The TEST AI Act of 2025 establishes a pilot program, led by NIST, to develop measurement standards and build testbeds for evaluating the reliability and security of federal Artificial Intelligence systems.
Ben Luján
Senator
NM
The TEST AI Act of 2025 establishes a pilot program, managed by NIST, to develop reliable measurement standards for evaluating federal Artificial Intelligence systems. This effort requires collaboration between the Departments of Commerce and Energy to create necessary testing facilities, known as "testbeds." A newly formed Working Group will advise on developing standards covering AI reliability, security, and bias, with a final report submitted to Congress detailing findings and future needs.
The TEST AI Act of 2025 is all about getting serious about how the federal government uses Artificial Intelligence. Think of it as the government saying, “Okay, we’re using AI for everything from processing benefits to national security, but we need to stop winging it.” This bill mandates the National Institute of Standards and Technology (NIST) to set up a pilot program to develop reliable, measurable standards for evaluating AI systems.
Right now, when the government buys or builds an AI system—say, one that screens job applications or processes loans—there isn't one universal, technical checklist to make sure it’s safe, fair, and actually works as advertised. This bill (SEC. 3) aims to create that checklist. NIST, referred to in the bill as the "Institute," must work with the Department of Energy (DOE) to pool resources, staff, and facilities to build what they call "testbeds." These testbeds are basically dedicated labs or environments where AI systems can be rigorously put through their paces in a repeatable way (SEC. 2).
For the average person, this is critical because it addresses the fear of faulty or biased AI. If a government AI system is going to affect your life—whether deciding your tax refund or flagging you at an airport—it needs to be reliable. The standards developed here must specifically cover reliability, performance, security (including data leakage), privacy, and, crucially, data bias (SEC. 3(d)). This means the government is trying to build a system where an AI tool can’t unfairly penalize certain groups of people because of flaws in its training data.
To guide this massive effort, the bill establishes an Artificial Intelligence Testing Working Group (SEC. 3(c)). This group, which advises the Departments of Commerce and Energy, will include experts from government, industry, and academia. They’re tasked with creating the strategy for developing these measurement standards within a year of the group forming. This strategy will be posted publicly, giving developers a clear roadmap of what the government expects.
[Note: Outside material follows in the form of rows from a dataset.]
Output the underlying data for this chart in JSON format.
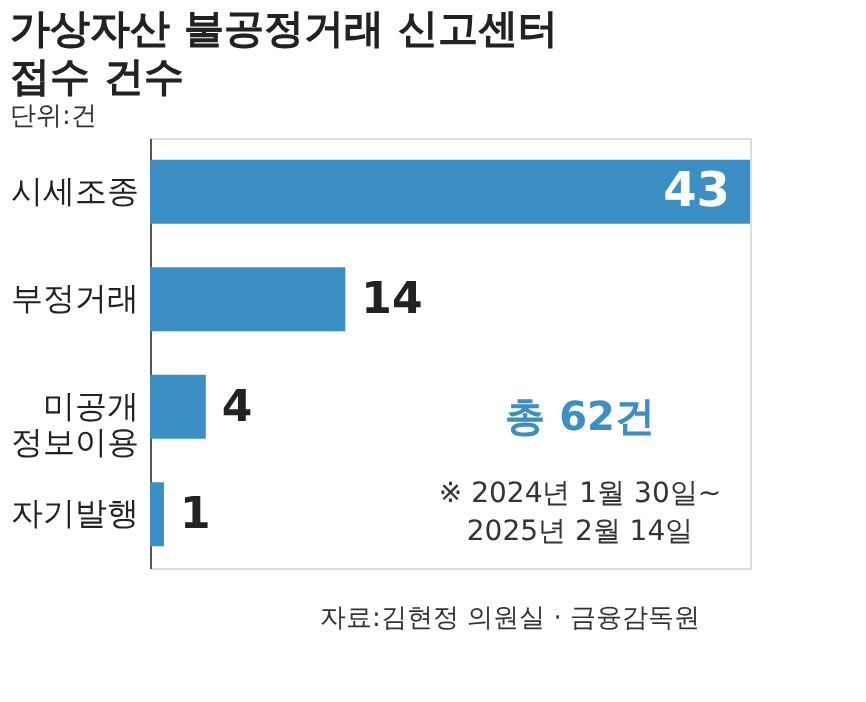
{
  "chart_data": {
    "type": "bar",
    "orientation": "horizontal",
    "title": [
      "가상자산 불공정거래 신고센터",
      "접수 건수"
    ],
    "subtitle": "단위:건",
    "categories": [
      "시세조종",
      "부정거래",
      "미공개\n정보이용",
      "자기발행"
    ],
    "values": [
      43,
      14,
      4,
      1
    ],
    "color": "#3c8fc4",
    "data_labels": true,
    "annotations": [
      "총 62건",
      "※ 2024년 1월 30일~\n2025년 2월 14일",
      "자료:김현정 의원실 · 금융감독원"
    ]
  }
}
However, there’s a significant security layer built into the composition of this group: citizens from any “covered foreign country”—specifically China, Russia, North Korea, and Iran—are explicitly barred from being members (SEC. 2, SEC. 3(c)(3)). While this strengthens national security oversight, it does mean the Working Group might miss out on specialized technical expertise if that knowledge resides primarily with individuals from those nations. It’s a clear trade-off between security and technical breadth.
Once the strategy is set, NIST has two years from the law’s enactment to build and demonstrate the actual testbeds (SEC. 3(e)). These aren’t just theoretical models; they are physical or virtual environments where the new standards are proven to work on AI systems used by federal agencies. Think of it like a crash-test facility, but for algorithms. After the first round of demonstrations, NIST must report back to Congress, detailing what worked and what resources they need to expand the testing to cover all the different ways the government uses AI (SEC. 3(f)). This report is the key to turning the pilot program into a permanent, standardized way of doing business.
Ultimately, the TEST AI Act is about building trust in the tools the government uses. By forcing agencies to collaborate and create transparent, measurable standards for AI reliability and fairness, it aims to reduce the risk of costly mistakes and biased outcomes that affect everyone from small business owners applying for grants to veterans seeking benefits.